I examine the spatial distribution of wealth inequality around the world.

# Create a dataset for mapping wealth inequality globally
map_data <- wealth_ts_data %>%
  filter(percentile == "p90p100") %>%
  group_by(country) %>%
  # Get most recent value for each country
  filter(year == max(year)) %>%
  select(country, shortname, region, year, value) %>%
  ungroup()

# Join country codes for mapping
# Note: In a real analysis, you would join with proper country codes and use packages
# like 'maps' or 'sf' to create actual maps. Here we'll simulate the output.

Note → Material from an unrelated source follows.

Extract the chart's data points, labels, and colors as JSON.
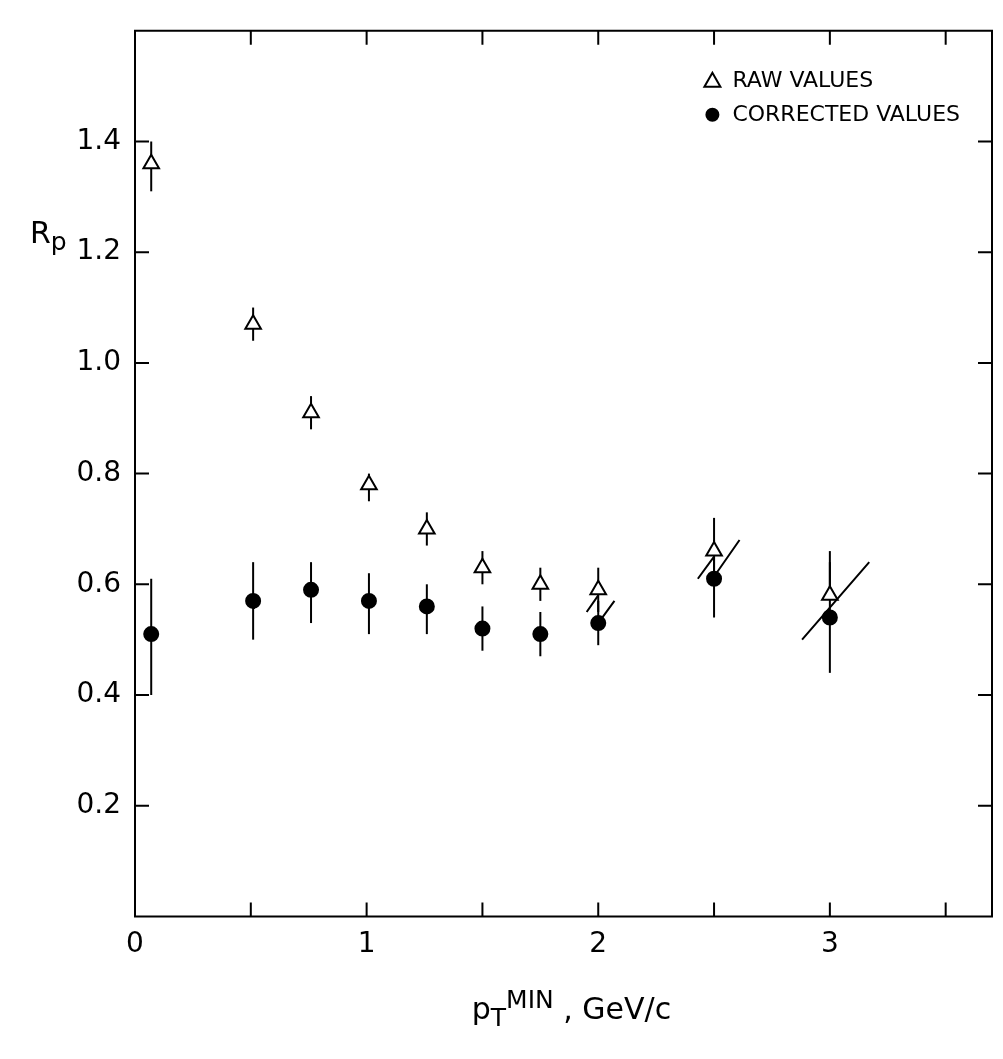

# Create a simplified visualization by region
regional_map <- map_data %>%
  group_by(region) %>%
  summarise(
    avg_value = mean(value, na.rm = TRUE),
    n_countries = n()
  ) %>%
  arrange(desc(avg_value))

# Plot regional averages
ggplot(regional_map, aes(x = reorder(region, avg_value), y = avg_value, fill = avg_value)) +
  geom_bar(stat = "identity") +
  coord_flip() +
  labs(title = "Global Distribution of Top 10% Wealth Share",
       subtitle = "Most recent data by region",
       x = "Region",
       y = "Average Top 10% Share (%)",
       fill = "Share (%)") +
  theme_minimal() +
  scale_fill_viridis_c(option = "B")

# Create visualization showing variation within regions
region_variation <- map_data %>%
  group_by(region) %>%
  filter(n() >= 2) %>%  # Regions with at least 2 countries
  summarise(
    min_value = min(value, na.rm = TRUE),
    max_value = max(value, na.rm = TRUE),
    mean_value = mean(value, na.rm = TRUE),
    range = max_value - min_value,
    n_countries = n()
  ) %>%
  arrange(desc(range))

# Plot intra-regional variation
ggplot(region_variation, aes(x = reorder(region, range))) +
  geom_linerange(aes(ymin = min_value, ymax = max_value, color = mean_value), 
                linewidth = 1.5) +
  geom_point(aes(y = mean_value, color = mean_value), size = 3) +
  coord_flip() +
  labs(title = "Intra-regional Variation in Top 10% Wealth Share",
       subtitle = "Range from minimum to maximum with mean point",
       x = "Region",
       y = "Top 10% Share (%)",
       color = "Mean Share (%)") +
  theme_minimal() +
  scale_color_viridis_c(option = "B")

Summary of Findings

My analysis of the World Inequality Database shows several key insights about global wealth inequality trends. I observed significant differences in wealth concentration patterns across regions, with some showing increasing inequality while others are stable or have even declining trends. I identified key turning points in inequality trends, often happening together with major economic events or policy changes. I also found out significant differences in wealth distribution across age groups, with adults generally showing different patterns compared to the full population. In most countries, the share of wealth held by the top 10% has shown an increasing trend over recent decades, while the bottom 50% share has either stagnated or declined.There is limited evidence for global convergence in inequality levels, suggesting that country-specific factors continue to play a dominant role in shaping wealth distribution patterns.

I think policies addressing wealth inequality should be tailored to specific country contexts, taking into account the historical trajectories and structural characteristics. Given the disparities across age groups, policies should consider differential impacts on various demographic segments. Future research should divide wealth inequality into its components (housing, financial assets, business equity) to provide more nuanced insights.Also probably more detailed analysis of inequality across demographic dimensions beyond age, such as gender, education, and occupation, would improve the understanding of distributional dynamics.